In 1942, a large dehydration tunnel was built in Ottawa. Mary used this tunnel to do more than 2,000 experiments. This happened during the last four years of World War II. She discovered that vegetables needed to be blanched (briefly heated) before drying. This step was crucial to stop the enzymes.
She worked with other scientists in Kentville, Nova Scotia. They sent her dried vegetables for her to analyze in Ottawa. This work was very important during the war. Many fruits and vegetables had to be dried and sent to Europe. This helped with the war effort.

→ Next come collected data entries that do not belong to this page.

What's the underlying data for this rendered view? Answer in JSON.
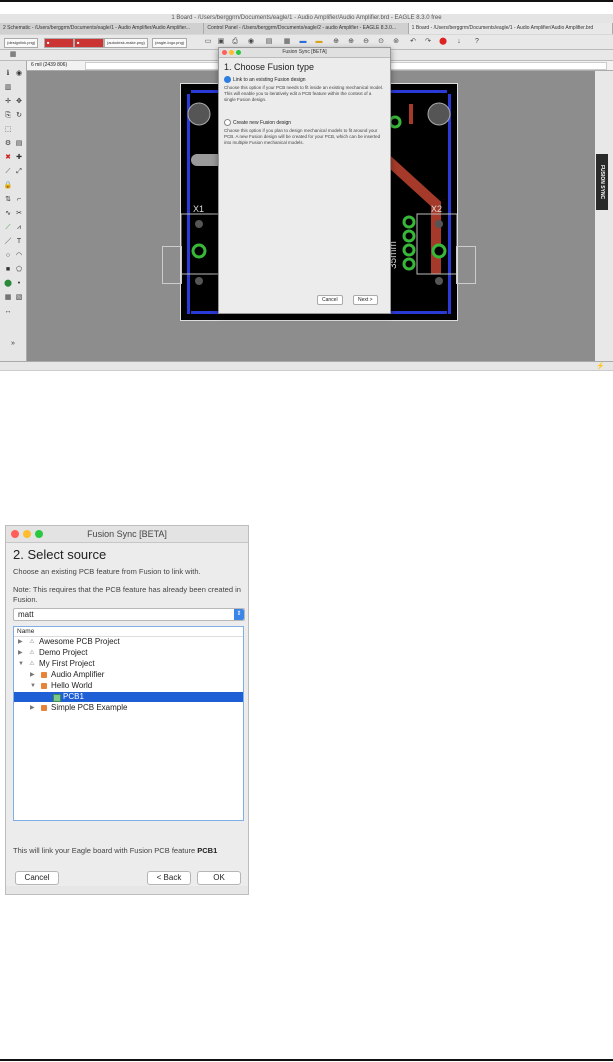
{
  "app": {
    "window_title": "1 Board - /Users/berggrm/Documents/eagle/1 - Audio Amplifier/Audio Amplifier.brd - EAGLE 8.3.0 free",
    "tabs": [
      "2 Schematic - /Users/berggrm/Documents/eagle/1 - Audio Amplifier/Audio Amplifier...",
      "Control Panel - /Users/berggrm/Documents/eagle/2 - audio Amplifier - EAGLE 8.3.0...",
      "1 Board - /Users/berggrm/Documents/eagle/1 - Audio Amplifier/Audio Amplifier.brd"
    ],
    "toolbar_images": [
      "(autodesk-make.png)",
      "(eagle-logo.png)",
      "(designlink.png)"
    ],
    "grid_readout": "6 mil (2439 806)",
    "fusion_sync_tab": "FUSION SYNC",
    "board_labels": {
      "x1": "X1",
      "x2": "X2",
      "dim": "35mm"
    }
  },
  "dialog1": {
    "title": "Fusion Sync [BETA]",
    "heading": "1. Choose Fusion type",
    "option1": "Link to an existing Fusion design",
    "option1_desc": "Choose this option if your PCB needs to fit inside an existing mechanical model. This will enable you to iteratively edit a PCB feature within the context of a single Fusion design.",
    "option2": "Create new Fusion design",
    "option2_desc": "Choose this option if you plan to design mechanical models to fit around your PCB. A new Fusion design will be created for your PCB, which can be inserted into multiple Fusion mechanical models.",
    "cancel": "Cancel",
    "next": "Next >"
  },
  "dialog2": {
    "title": "Fusion Sync [BETA]",
    "heading": "2. Select source",
    "subtitle": "Choose an existing PCB feature from Fusion to link with.",
    "note": "Note: This requires that the PCB feature has already been created in Fusion.",
    "account": "matt",
    "tree_header": "Name",
    "tree": [
      {
        "label": "Awesome PCB Project",
        "level": 0,
        "expanded": false,
        "icon": "project-icon",
        "selected": false
      },
      {
        "label": "Demo Project",
        "level": 0,
        "expanded": false,
        "icon": "project-icon",
        "selected": false
      },
      {
        "label": "My First Project",
        "level": 0,
        "expanded": true,
        "icon": "project-icon",
        "selected": false
      },
      {
        "label": "Audio Amplifier",
        "level": 1,
        "expanded": false,
        "icon": "design-icon",
        "selected": false
      },
      {
        "label": "Hello World",
        "level": 1,
        "expanded": true,
        "icon": "design-icon",
        "selected": false
      },
      {
        "label": "PCB1",
        "level": 2,
        "expanded": null,
        "icon": "pcb-icon",
        "selected": true
      },
      {
        "label": "Simple PCB Example",
        "level": 1,
        "expanded": false,
        "icon": "design-icon",
        "selected": false
      }
    ],
    "link_text": "This will link your Eagle board with Fusion PCB feature ",
    "link_feature": "PCB1",
    "cancel": "Cancel",
    "back": "< Back",
    "ok": "OK"
  }
}
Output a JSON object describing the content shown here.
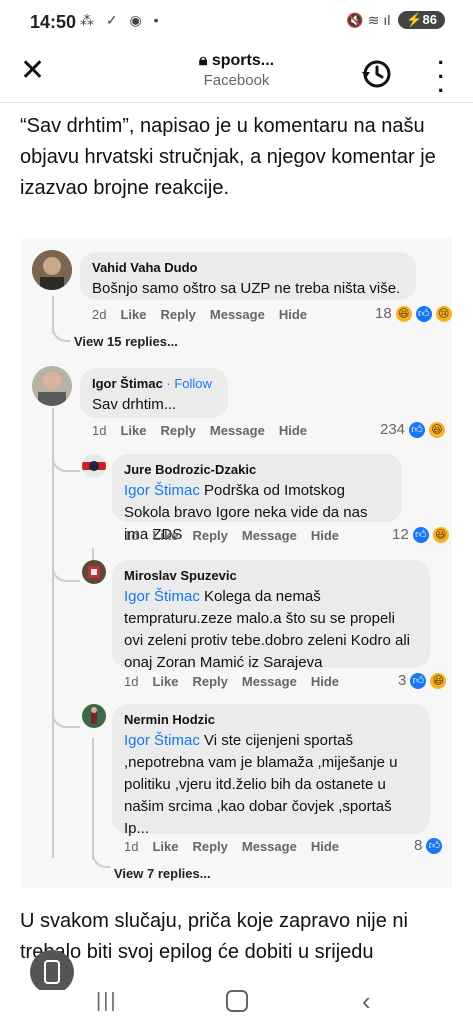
{
  "status_bar": {
    "time": "14:50",
    "left_icons": "⁂ ✓ ◉ •",
    "battery": "86",
    "right_icons": "🔇 ≋ ıl"
  },
  "browser": {
    "title": "sports...",
    "subtitle": "Facebook"
  },
  "article": {
    "para1": "“Sav drhtim”, napisao je u komentaru na našu objavu hrvatski stručnjak, a njegov komentar je izazvao brojne reakcije.",
    "para2": "U svakom slučaju, priča koje zapravo nije ni trebalo biti svoj epilog će dobiti u srijedu"
  },
  "comments": [
    {
      "name": "Vahid Vaha Dudo",
      "text": "Bošnjo samo oštro sa UZP ne treba ništa više.",
      "age": "2d",
      "like": "Like",
      "reply": "Reply",
      "message": "Message",
      "hide": "Hide",
      "count": "18",
      "view_replies": "View 15 replies..."
    },
    {
      "name": "Igor Štimac",
      "follow": "· Follow",
      "text": "Sav drhtim...",
      "age": "1d",
      "like": "Like",
      "reply": "Reply",
      "message": "Message",
      "hide": "Hide",
      "count": "234"
    }
  ],
  "replies": [
    {
      "name": "Jure Bodrozic-Dzakic",
      "mention": "Igor Štimac",
      "text": " Podrška od Imotskog Sokola bravo Igore neka vide da nas ima ZDS",
      "age": "1d",
      "like": "Like",
      "reply": "Reply",
      "message": "Message",
      "hide": "Hide",
      "count": "12"
    },
    {
      "name": "Miroslav Spuzevic",
      "mention": "Igor Štimac",
      "text": " Kolega da nemaš tempraturu.zeze malo.a što su se propeli ovi zeleni protiv tebe.dobro zeleni Kodro ali onaj Zoran Mamić iz Sarajeva",
      "age": "1d",
      "like": "Like",
      "reply": "Reply",
      "message": "Message",
      "hide": "Hide",
      "count": "3"
    },
    {
      "name": "Nermin Hodzic",
      "mention": "Igor Štimac",
      "text": " Vi ste cijenjeni sportaš ,nepotrebna vam je blamaža ,miješanje u politiku ,vjeru itd.želio bih da ostanete u našim srcima ,kao dobar čovjek ,sportaš  Ip...",
      "age": "1d",
      "like": "Like",
      "reply": "Reply",
      "message": "Message",
      "hide": "Hide",
      "count": "8",
      "view_replies": "View 7 replies..."
    }
  ],
  "colors": {
    "link": "#1877f2",
    "bubble": "#ebebeb",
    "panel": "#f7f7f7"
  }
}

Her research greatly improved the look and nutrition of dried cabbages, carrots, potatoes, and turnips. Her work on freezing fruits and vegetables had been paused during the war. But it started up again in 1944. Before World War II ended, Mary also published a paper. It was about freezing packaged asparagus, strawberries, and corn.
Sharing Her Discoveries
In 1945, the Department of Agriculture published a booklet. It was the first guide on how to freeze food at home. This booklet was based on Mary's research. By 1949, Mary also wrote a summary of her research. This was put into a booklet for food companies to use.
Mary MacArthur also helped Malcolm Bancroft Davis. He was the chief of the Horticulture Division. He studied how to preserve fruits and vegetables by freezing them. He also researched how to store apples using gas.
Awards and Recognition
In 1952, Mary MacArthur received a special honor. She was the first woman to become a member of the Agricultural Institute of Canada. This showed how much her work helped Canadian agriculture.